Soon afterward, the local police heard rumors that the brothers were illegally stashing an arsenal in their backyard and were engaging in open carry in their Tennessee farm (compound). This was illegal because one of the brothers had a felony record.

So, the government agents drove by on the local streets to see if they could view anything incriminating. They couldn't.

Finally, they decided to set up a video camera on a public utility pole approximately 200 yards away from the trailer which was in the middle of the contested property.

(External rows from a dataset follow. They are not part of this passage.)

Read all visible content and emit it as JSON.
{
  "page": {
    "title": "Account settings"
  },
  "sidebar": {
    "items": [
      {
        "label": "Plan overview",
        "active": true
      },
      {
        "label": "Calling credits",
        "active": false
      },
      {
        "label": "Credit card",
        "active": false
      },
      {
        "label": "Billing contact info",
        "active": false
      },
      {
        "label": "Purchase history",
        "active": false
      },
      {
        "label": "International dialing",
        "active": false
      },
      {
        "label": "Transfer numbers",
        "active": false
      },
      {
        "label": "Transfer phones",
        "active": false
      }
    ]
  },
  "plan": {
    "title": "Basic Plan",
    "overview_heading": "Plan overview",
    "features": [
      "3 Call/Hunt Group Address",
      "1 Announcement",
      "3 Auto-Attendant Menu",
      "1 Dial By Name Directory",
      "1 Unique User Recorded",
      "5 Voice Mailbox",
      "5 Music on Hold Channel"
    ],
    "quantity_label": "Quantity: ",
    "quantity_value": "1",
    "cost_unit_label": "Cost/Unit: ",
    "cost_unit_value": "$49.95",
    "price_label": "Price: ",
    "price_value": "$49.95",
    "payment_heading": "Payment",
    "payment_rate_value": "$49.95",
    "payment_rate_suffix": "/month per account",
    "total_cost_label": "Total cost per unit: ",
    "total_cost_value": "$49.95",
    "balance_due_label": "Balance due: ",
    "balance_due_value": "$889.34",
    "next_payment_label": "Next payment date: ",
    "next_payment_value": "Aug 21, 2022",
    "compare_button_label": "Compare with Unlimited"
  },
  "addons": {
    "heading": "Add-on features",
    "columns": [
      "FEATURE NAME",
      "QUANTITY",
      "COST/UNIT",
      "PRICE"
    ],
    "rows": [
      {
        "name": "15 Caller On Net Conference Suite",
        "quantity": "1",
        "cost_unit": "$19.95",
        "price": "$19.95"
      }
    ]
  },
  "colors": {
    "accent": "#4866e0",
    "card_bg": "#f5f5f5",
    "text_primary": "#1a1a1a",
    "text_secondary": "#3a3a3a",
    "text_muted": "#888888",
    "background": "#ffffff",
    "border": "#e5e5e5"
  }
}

The recording, which ran for 10 weeks, revealed much -- including enough evidence to show that the brothers were violating gun laws.

A divided circuit finally concluded that the ten weeks of continuous surveillance did not amount to a search under the Fourth Amendment because the trailer was generally viewable by the public and therefore open. Places left open to public view do not enjoy a "reasonable expectation of privacy," the venerable wall that separates a Fourth Amendment valid search from an invalid one.

The finding of the court is essentially just a minor stretch of the basic "open fields doctrine" which states that a warrantless search outside of the owner's curtilage is Constitutional under the Fourth Amendment. The point being, of course, one keeps his most private matters within his curtilage.


It interesting to note that the recording revealed that the brothers occasionally spent nights in the trailer -- but this occasional use did not suddenly transforms the trailer into a form of curtilage for the purpose of the rule. Besides, it presumably had wheels.

Nonetheless, Judge Rose disagreed with the reasoning of the majority and pointed out that a ten week non-stop recording of the trailer and surrounding area was, essentially, a technical skirt around the main purpose of the Fourth Amendment. Non-stop surveillance, Judge Rose said, gave law enforcement an incredible insight into the movements, goings on, and intimate associations of the surveilled. In other words, according to Judge Rose, it may as well be as invasive as a traditional search.